Lohman first took a blood test that showed elevated levels of a protein called PSA. After an exam, the State Trooper and father of two little boys learned he was diagnosed with prostate cancer.
“I had no symptoms, nothing. I wouldn’t have known I had it unless I had the needle biopsy,” said Lohman.
“Not only did Chris have prostate cancer, but he was really at very high risk from dying of prostate cancer if he hadn't done anything,” said Dr. William See, a cancer surgeon at Froedtert & the Medical College.
Luckily, the cancer was caught at a treatable stage, so Lohman and See decided removing the prostate through surgery was the best option. Four years later, Lohman is cancer free.
His case, however, is out of the norm. Generally, men ages 55 to 70 are most at risk for prostate cancer. Those who are African American or with a family history, the risk starts at age 40. Men in those groups are encouraged to get screened for prostate cancer.
“It's really 30 seconds. It’s painless, so in the context of many medical exams, it's really simple,” said See.
This is the 6th year Fox 6 is teaming with Froedtert & the Medical College to provide free prostate cancer screenings. It involves a blood draw and physical exam. See says it's the only way to detect and treat the disease.
“Early prostate cancer causes no symptoms. If you wait until you're having difficulty urinating or some problem, then often it's too late to treat it,” he said.
At the last prostate cancer screening event at Miller Park, more than 700 men were screened. Free Brewers tickets may have been the added incentive, but with prostate cancer being the second leading cause of cancer deaths in men, it's one task, others say, shouldn't be overlooked.

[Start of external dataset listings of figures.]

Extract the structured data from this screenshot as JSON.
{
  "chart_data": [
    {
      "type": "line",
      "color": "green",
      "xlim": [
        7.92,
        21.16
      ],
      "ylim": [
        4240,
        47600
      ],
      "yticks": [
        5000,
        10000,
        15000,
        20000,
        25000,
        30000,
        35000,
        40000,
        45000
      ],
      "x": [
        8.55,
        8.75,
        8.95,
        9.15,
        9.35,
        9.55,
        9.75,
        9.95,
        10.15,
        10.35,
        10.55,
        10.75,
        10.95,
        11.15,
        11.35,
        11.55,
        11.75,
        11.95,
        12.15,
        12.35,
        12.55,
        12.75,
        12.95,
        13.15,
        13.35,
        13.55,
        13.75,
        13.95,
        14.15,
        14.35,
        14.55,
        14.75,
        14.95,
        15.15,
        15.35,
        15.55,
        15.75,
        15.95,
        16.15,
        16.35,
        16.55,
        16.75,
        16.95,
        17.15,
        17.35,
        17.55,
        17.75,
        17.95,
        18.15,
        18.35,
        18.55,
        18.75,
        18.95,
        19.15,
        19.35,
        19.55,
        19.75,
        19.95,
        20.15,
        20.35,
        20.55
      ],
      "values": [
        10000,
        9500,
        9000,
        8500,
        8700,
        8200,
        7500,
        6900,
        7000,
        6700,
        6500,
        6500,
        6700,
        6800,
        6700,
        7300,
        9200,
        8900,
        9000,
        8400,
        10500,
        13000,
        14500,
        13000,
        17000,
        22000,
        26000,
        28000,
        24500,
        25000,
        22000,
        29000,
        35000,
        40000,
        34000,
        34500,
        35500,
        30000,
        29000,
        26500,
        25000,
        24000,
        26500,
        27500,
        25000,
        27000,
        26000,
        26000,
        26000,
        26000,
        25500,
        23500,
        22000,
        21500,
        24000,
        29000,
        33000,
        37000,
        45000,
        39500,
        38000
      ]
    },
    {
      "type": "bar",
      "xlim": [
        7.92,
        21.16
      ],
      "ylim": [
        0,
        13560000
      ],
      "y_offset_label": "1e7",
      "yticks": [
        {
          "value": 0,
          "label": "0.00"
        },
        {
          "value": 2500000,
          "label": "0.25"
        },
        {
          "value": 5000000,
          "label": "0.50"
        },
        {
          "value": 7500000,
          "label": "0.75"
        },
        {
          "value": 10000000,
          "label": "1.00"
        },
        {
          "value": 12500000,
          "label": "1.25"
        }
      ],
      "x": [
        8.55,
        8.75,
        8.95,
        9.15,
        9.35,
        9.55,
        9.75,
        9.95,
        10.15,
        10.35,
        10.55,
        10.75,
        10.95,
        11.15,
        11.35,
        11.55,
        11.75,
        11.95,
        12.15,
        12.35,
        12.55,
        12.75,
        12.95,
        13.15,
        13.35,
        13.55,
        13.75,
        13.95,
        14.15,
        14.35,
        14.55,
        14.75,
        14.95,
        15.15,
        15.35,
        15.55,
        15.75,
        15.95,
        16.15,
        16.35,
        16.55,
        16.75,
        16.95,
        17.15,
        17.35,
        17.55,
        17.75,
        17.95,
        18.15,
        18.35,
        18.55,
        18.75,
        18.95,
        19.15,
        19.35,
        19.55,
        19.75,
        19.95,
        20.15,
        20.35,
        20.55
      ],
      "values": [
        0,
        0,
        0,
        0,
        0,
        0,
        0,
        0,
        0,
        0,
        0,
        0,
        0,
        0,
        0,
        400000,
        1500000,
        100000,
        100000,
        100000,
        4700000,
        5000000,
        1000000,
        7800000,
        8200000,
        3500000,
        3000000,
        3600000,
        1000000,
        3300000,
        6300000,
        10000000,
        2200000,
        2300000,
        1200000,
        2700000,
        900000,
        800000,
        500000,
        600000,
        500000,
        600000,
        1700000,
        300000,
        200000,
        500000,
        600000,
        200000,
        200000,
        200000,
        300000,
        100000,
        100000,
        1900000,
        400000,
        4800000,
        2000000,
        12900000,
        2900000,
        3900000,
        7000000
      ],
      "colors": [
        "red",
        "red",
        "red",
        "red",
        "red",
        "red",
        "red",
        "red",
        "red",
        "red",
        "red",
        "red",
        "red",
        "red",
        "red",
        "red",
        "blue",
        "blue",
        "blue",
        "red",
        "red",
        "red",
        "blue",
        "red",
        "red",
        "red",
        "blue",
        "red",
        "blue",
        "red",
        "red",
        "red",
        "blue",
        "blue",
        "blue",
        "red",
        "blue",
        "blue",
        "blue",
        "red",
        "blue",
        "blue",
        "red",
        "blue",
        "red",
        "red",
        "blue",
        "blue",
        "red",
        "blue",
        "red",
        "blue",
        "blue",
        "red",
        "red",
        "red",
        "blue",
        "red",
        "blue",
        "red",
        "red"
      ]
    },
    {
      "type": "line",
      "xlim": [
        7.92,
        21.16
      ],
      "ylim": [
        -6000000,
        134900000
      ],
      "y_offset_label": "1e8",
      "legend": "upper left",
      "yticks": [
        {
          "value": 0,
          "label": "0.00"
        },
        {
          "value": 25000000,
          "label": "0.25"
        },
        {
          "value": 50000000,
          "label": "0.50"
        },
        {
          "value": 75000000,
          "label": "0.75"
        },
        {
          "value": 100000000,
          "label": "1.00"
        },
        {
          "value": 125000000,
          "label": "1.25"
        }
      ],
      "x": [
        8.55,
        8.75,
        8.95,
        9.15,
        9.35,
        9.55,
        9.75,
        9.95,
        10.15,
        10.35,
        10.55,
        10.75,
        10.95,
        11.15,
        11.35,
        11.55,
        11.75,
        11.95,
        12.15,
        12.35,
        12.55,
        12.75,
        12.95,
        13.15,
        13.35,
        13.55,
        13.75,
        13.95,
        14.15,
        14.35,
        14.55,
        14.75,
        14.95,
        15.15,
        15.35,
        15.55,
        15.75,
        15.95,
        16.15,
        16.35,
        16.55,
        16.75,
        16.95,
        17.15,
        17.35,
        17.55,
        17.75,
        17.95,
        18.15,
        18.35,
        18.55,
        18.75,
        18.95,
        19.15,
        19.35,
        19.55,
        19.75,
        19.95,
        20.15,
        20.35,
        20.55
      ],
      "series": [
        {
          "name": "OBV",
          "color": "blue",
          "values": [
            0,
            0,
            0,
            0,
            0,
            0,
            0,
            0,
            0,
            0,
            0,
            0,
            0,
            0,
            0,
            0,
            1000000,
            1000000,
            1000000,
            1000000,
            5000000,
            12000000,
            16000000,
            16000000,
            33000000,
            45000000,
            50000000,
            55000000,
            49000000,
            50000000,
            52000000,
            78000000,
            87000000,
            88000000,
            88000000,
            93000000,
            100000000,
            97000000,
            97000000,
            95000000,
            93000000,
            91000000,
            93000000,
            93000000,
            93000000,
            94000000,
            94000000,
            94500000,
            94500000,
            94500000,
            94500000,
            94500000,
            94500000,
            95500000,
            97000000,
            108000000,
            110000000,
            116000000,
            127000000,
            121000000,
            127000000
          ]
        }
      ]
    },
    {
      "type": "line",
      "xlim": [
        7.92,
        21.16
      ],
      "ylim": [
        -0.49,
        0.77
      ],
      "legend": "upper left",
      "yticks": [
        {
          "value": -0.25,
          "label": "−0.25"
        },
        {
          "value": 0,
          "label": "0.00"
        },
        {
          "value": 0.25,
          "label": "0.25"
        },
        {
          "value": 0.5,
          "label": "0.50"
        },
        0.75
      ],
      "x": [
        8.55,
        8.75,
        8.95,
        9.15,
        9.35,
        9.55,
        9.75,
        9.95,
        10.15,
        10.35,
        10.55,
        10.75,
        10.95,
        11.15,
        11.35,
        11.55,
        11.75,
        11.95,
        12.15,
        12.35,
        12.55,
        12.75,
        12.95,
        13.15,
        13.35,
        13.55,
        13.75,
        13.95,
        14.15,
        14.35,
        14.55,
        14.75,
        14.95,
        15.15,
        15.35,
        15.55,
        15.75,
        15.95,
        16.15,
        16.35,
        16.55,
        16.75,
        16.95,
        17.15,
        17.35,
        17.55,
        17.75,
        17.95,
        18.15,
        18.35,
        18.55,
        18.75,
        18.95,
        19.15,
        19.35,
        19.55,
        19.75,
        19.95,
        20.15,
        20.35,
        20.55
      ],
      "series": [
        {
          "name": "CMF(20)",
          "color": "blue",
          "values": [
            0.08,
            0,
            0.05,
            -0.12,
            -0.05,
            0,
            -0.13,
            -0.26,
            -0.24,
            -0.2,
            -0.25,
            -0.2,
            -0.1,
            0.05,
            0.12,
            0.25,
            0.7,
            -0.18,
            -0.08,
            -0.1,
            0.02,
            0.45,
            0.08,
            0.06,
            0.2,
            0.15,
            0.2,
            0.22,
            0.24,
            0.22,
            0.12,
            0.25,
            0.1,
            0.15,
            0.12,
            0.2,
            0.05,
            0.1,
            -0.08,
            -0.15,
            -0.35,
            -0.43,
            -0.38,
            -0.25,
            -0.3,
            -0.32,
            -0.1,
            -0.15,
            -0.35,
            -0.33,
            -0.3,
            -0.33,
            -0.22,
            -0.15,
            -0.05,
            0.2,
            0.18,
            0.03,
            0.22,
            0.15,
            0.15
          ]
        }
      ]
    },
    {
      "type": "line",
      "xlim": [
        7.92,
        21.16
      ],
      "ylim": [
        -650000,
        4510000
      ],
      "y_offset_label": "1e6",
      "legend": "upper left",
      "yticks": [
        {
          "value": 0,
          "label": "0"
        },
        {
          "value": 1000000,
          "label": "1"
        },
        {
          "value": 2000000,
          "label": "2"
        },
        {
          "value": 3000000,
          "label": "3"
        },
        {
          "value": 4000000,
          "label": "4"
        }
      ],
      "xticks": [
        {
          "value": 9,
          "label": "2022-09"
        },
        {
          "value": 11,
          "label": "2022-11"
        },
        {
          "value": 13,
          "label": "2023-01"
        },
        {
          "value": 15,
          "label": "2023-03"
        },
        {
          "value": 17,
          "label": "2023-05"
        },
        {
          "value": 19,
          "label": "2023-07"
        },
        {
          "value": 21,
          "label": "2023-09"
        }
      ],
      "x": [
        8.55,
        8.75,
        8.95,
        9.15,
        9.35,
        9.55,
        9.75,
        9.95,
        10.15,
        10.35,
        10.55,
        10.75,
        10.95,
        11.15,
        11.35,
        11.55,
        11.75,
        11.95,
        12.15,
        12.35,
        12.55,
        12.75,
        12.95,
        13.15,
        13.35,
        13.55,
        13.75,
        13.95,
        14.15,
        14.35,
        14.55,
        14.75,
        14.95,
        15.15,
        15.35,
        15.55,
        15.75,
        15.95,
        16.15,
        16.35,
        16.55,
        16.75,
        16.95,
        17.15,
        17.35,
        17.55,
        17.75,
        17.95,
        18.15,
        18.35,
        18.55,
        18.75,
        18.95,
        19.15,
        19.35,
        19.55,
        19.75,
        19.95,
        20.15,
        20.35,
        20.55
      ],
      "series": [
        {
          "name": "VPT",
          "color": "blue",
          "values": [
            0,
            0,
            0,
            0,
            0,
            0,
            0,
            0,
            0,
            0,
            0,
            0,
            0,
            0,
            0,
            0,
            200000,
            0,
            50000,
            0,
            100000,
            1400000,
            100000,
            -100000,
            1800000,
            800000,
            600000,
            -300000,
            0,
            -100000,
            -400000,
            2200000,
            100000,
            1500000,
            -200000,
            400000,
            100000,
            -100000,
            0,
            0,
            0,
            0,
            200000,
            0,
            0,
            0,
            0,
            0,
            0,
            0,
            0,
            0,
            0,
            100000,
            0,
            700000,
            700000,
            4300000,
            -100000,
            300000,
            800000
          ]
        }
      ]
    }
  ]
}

For Lohman, early detection through the screening is the reason why he's alive and well today.
“It's unpleasant, but I think it's worth it just to make sure you don't have a problem,” he said.
The first 250 men to get screened on Wednesday will receive free Brewers tickets. CLICK HERE for more information.
Since the event at Miller Park started in 2007, FOX6 and Froedtert & the Medical College have offered free screenings to more than 2,700 men.